Economists are now looking forward to the June meeting and the new ECB economic projections to find out more.

Elsewhere, the trend is to tighten

The trend is generally towards monetary tightening, both in the United States, Canada, Brazil, New Zealand and, more recently, in South Korea and Singapore. The Fed has already raised interest rates by a quarter of a point to fight inflation and is preparing to raise them by half a point in May and June.

In March, the rise in US consumer prices fell in the “core” data, which excludes the volatile evolution of food and energy, which gives hope that inflation has peaked. Or rather, it gave hope. Because yesterday, with the release of the Producer Price Index, which shows a historic cost run (PPI rose 11.2% in March), economists are no longer so sure that consumer prices will not progress. further.

Contrary to the general trend, the Chinese authorities, for their part, made it clear yesterday that they are considering measures to support activity, which could involve a reduction in the required reserve rate for large banks in order to revive a weakened economy. from recontentions due to the outbreak of infections from Covid-19.

Hermès on the rise, Nike supports the Dow Jones

On Wall Street, the Nasdaq index of tech stocks, which has the most to lose from rising interest rates, lost 1%, although stocks Twitter are wanted, while Elon Musk offers to buy the social network for 43 billion dollars (Tesla instead it loses more than 3%). The S&P 500 is also down, while the Dow Jones is up by 0.4%, supported in particular by the rise of more than 5% in Nike, the UBS bank strongly recommends buying the shares of the sports equipment manufacturer. On Wall Street we also report the progress of the banks Goldman Sachs, Morgan Stanley and Citigroup after the publication of their quarterly accounts, while Wells Fargo, which also copied them, lost more than 6%.

On this side of the Atlantic, Hermes (+ 2.7%) recorded sales growth of over 30% in the first quarter, much higher than analysts’ expectations.

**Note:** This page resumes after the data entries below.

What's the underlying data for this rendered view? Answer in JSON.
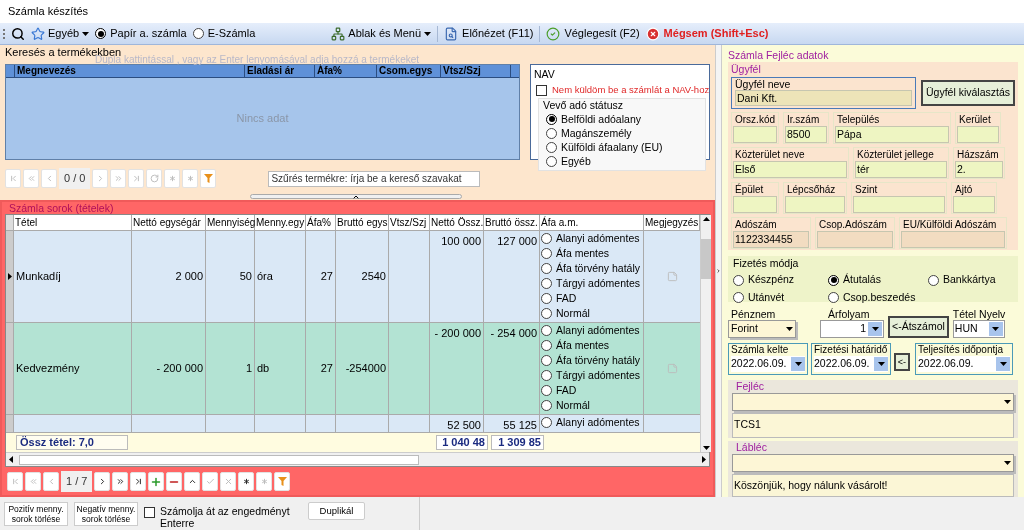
{
  "window": {
    "title": "Számla készítés"
  },
  "toolbar": [
    {
      "kind": "search"
    },
    {
      "kind": "other_menu",
      "label": "Egyéb"
    },
    {
      "kind": "radio",
      "label": "Papír a. számla",
      "selected": true
    },
    {
      "kind": "radio",
      "label": "E-Számla",
      "selected": false
    },
    {
      "kind": "window_menu",
      "label": "Ablak és Menü"
    },
    {
      "kind": "preview",
      "label": "Előnézet (F11)"
    },
    {
      "kind": "finalize",
      "label": "Véglegesít (F2)"
    },
    {
      "kind": "cancel",
      "label": "Mégsem (Shift+Esc)"
    }
  ],
  "search_panel": {
    "title": "Keresés a termékekben",
    "hint": "Dupla kattintással , vagy az Enter lenyomásával adja hozzá a termékeket",
    "columns": [
      "Megnevezés",
      "Eladási ár",
      "Áfa%",
      "Csom.egys",
      "Vtsz/Szj"
    ],
    "empty_text": "Nincs adat",
    "nav": {
      "title": "NAV",
      "no_send": {
        "label": "Nem küldöm be a számlát a NAV-hoz",
        "checked": false
      },
      "buyer_status": {
        "title": "Vevő adó státusz",
        "options": [
          {
            "label": "Belföldi adóalany",
            "selected": true
          },
          {
            "label": "Magánszemély",
            "selected": false
          },
          {
            "label": "Külföldi áfaalany (EU)",
            "selected": false
          },
          {
            "label": "Egyéb",
            "selected": false
          }
        ]
      }
    },
    "pager": {
      "position": "0 / 0",
      "buttons": [
        {
          "kind": "first",
          "disabled": true
        },
        {
          "kind": "prev_page",
          "disabled": true
        },
        {
          "kind": "prev",
          "disabled": true
        },
        {
          "kind": "next",
          "disabled": true
        },
        {
          "kind": "next_page",
          "disabled": true
        },
        {
          "kind": "last",
          "disabled": true
        },
        {
          "kind": "refresh",
          "disabled": true
        },
        {
          "kind": "new",
          "disabled": true
        },
        {
          "kind": "new_copy",
          "disabled": true
        },
        {
          "kind": "filter",
          "disabled": false
        }
      ]
    },
    "filter": {
      "placeholder": "Szűrés termékre: írja be a kereső szavakat"
    }
  },
  "lines_panel": {
    "title": "Számla sorok (tételek)",
    "columns": [
      "Tétel",
      "Nettó egységár",
      "Mennyiség",
      "Menny.egy",
      "Áfa%",
      "Bruttó egys",
      "Vtsz/Szj",
      "Nettó Össz.",
      "Bruttó össz.",
      "Áfa a.m.",
      "Megjegyzés"
    ],
    "rows": [
      {
        "current": true,
        "color": "#dae8f6",
        "item": "Munkadíj",
        "unit_price": "2 000",
        "qty": "50",
        "unit": "óra",
        "vat": "27",
        "gross_unit": "2540",
        "net_total": "100 000",
        "gross_total": "127 000",
        "has_note": true,
        "vat_exemptions": [
          {
            "label": "Alanyi adómentes",
            "selected": false
          },
          {
            "label": "Áfa mentes",
            "selected": false
          },
          {
            "label": "Áfa törvény hatály",
            "selected": false
          },
          {
            "label": "Tárgyi adómentes",
            "selected": false
          },
          {
            "label": "FAD",
            "selected": false
          },
          {
            "label": "Normál",
            "selected": false
          }
        ]
      },
      {
        "current": false,
        "color": "#b3e3d3",
        "item": "Kedvezmény",
        "unit_price": "- 200 000",
        "qty": "1",
        "unit": "db",
        "vat": "27",
        "gross_unit": "-254000",
        "net_total": "- 200 000",
        "gross_total": "- 254 000",
        "has_note": true,
        "vat_exemptions": [
          {
            "label": "Alanyi adómentes",
            "selected": false
          },
          {
            "label": "Áfa mentes",
            "selected": false
          },
          {
            "label": "Áfa törvény hatály",
            "selected": false
          },
          {
            "label": "Tárgyi adómentes",
            "selected": false
          },
          {
            "label": "FAD",
            "selected": false
          },
          {
            "label": "Normál",
            "selected": false
          }
        ]
      },
      {
        "current": false,
        "color": "#dae8f6",
        "net_total": "52 500",
        "gross_total": "55 125",
        "has_note": false,
        "vat_exemptions": [
          {
            "label": "Alanyi adómentes",
            "selected": false
          }
        ]
      }
    ],
    "summary": {
      "count": "Össz tétel: 7,0",
      "net_total": "1 040 48",
      "gross_total": "1 309 85"
    },
    "pager": {
      "position": "1 / 7",
      "buttons": [
        {
          "kind": "first",
          "disabled": true
        },
        {
          "kind": "prev_page",
          "disabled": true
        },
        {
          "kind": "prev",
          "disabled": true
        },
        {
          "kind": "next",
          "disabled": false
        },
        {
          "kind": "next_page",
          "disabled": false
        },
        {
          "kind": "last",
          "disabled": false
        },
        {
          "kind": "add",
          "disabled": false
        },
        {
          "kind": "remove",
          "disabled": false
        },
        {
          "kind": "up",
          "disabled": false
        },
        {
          "kind": "confirm",
          "disabled": true
        },
        {
          "kind": "cancel",
          "disabled": true
        },
        {
          "kind": "new",
          "disabled": false
        },
        {
          "kind": "new_copy",
          "disabled": true
        },
        {
          "kind": "filter",
          "disabled": false
        }
      ]
    }
  },
  "bottom_bar": {
    "delete_positive": "Pozitív menny. sorok törlése",
    "delete_negative": "Negatív menny. sorok törlése",
    "recalc": {
      "label": "Számolja át az engedményt Enterre",
      "checked": false
    },
    "duplicate": "Duplikál"
  },
  "header_panel": {
    "title": "Számla Fejléc adatok",
    "customer": {
      "title": "Ügyfél",
      "name": {
        "label": "Ügyfél neve",
        "value": "Dani Kft."
      },
      "select_button": "Ügyfél kiválasztás",
      "fields": [
        {
          "label": "Orsz.kód",
          "readonly": false
        },
        {
          "label": "Ir.szám",
          "value": "8500",
          "readonly": false
        },
        {
          "label": "Település",
          "value": "Pápa",
          "readonly": false
        },
        {
          "label": "Kerület",
          "readonly": false
        },
        {
          "label": "Közterület neve",
          "value": "Első",
          "readonly": false
        },
        {
          "label": "Közterület jellege",
          "value": "tér",
          "readonly": false
        },
        {
          "label": "Házszám",
          "value": "2.",
          "readonly": false
        },
        {
          "label": "Épület",
          "readonly": false
        },
        {
          "label": "Lépcsőház",
          "readonly": false
        },
        {
          "label": "Szint",
          "readonly": false
        },
        {
          "label": "Ajtó",
          "readonly": false
        },
        {
          "label": "Adószám",
          "value": "1122334455",
          "readonly": true
        },
        {
          "label": "Csop.Adószám",
          "readonly": true
        },
        {
          "label": "EU/Külföldi Adószám",
          "readonly": true
        }
      ]
    },
    "payment": {
      "title": "Fizetés módja",
      "options": [
        {
          "label": "Készpénz",
          "selected": false
        },
        {
          "label": "Átutalás",
          "selected": true
        },
        {
          "label": "Bankkártya",
          "selected": false
        },
        {
          "label": "Utánvét",
          "selected": false
        },
        {
          "label": "Csop.beszedés",
          "selected": false
        }
      ]
    },
    "currency": {
      "label": "Pénznem",
      "value": "Forint"
    },
    "rate": {
      "label": "Árfolyam",
      "value": "1"
    },
    "convert_button": "<-Átszámol",
    "language": {
      "label": "Tétel Nyelv",
      "value": "HUN"
    },
    "dates": [
      {
        "label": "Számla kelte",
        "value": "2022.06.09."
      },
      {
        "label": "Fizetési határidő",
        "value": "2022.06.09."
      },
      {
        "label": "Teljesítés időpontja",
        "value": "2022.06.09."
      }
    ],
    "copy_date_button": "<-",
    "header_text": {
      "title": "Fejléc",
      "text": "TCS1"
    },
    "footer_text": {
      "title": "Lábléc",
      "text": "Köszönjük, hogy nálunk vásárolt!"
    }
  }
}
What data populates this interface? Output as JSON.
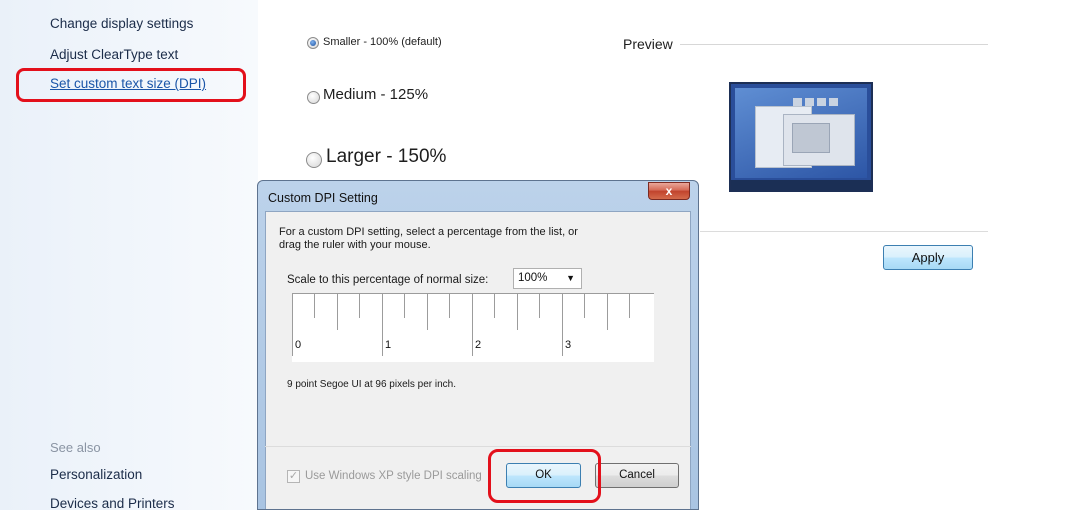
{
  "sidebar": {
    "links": [
      "Change display settings",
      "Adjust ClearType text",
      "Set custom text size (DPI)"
    ],
    "see_also_heading": "See also",
    "see_also_links": [
      "Personalization",
      "Devices and Printers"
    ]
  },
  "main": {
    "options": [
      {
        "label": "Smaller - 100% (default)",
        "checked": true
      },
      {
        "label": "Medium - 125%",
        "checked": false
      },
      {
        "label": "Larger - 150%",
        "checked": false
      }
    ],
    "preview_label": "Preview",
    "apply_label": "Apply"
  },
  "dialog": {
    "title": "Custom DPI Setting",
    "close_label": "x",
    "description_line1": "For a custom DPI setting, select a percentage from the list, or",
    "description_line2": "drag the ruler with your mouse.",
    "scale_label": "Scale to this percentage of normal size:",
    "scale_value": "100%",
    "ruler_labels": [
      "0",
      "1",
      "2",
      "3"
    ],
    "dpi_info": "9 point Segoe UI at 96 pixels per inch.",
    "xp_checkbox_label": "Use Windows XP style DPI scaling",
    "xp_checked": true,
    "ok_label": "OK",
    "cancel_label": "Cancel"
  },
  "colors": {
    "highlight": "#e3101b",
    "link": "#1a55a8"
  }
}
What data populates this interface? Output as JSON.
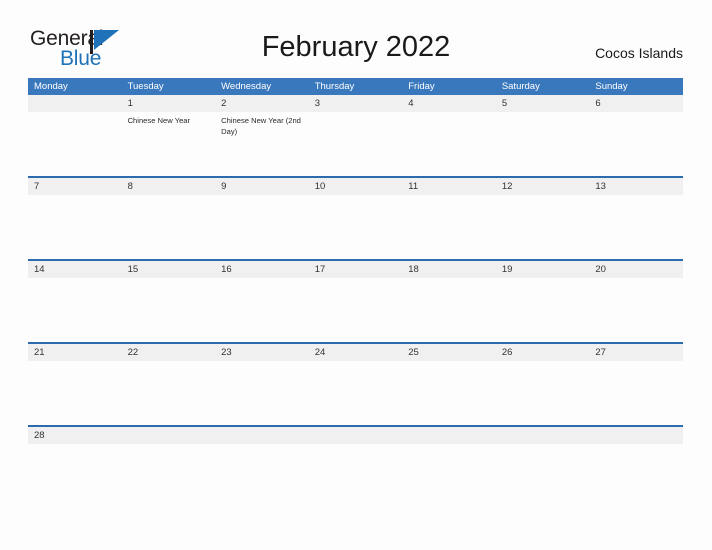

Earlier this week, LVMH (+ 0.9%) had already exceeded market expectations.

Advertise gained 1.8% after a highly volatile session. The advertising group posted organic growth of 10.5% in the first quarter, exceeding analysts’ expectations, but did not raise its forecasts for the full year due to economic uncertainties.

Greater increase of Cac 40, Essilor Luxottica closed with a gain of more than 3%. Morgan Stanley raised the target price from € 190 to € 195, while maintaining its opinion on “overweight”.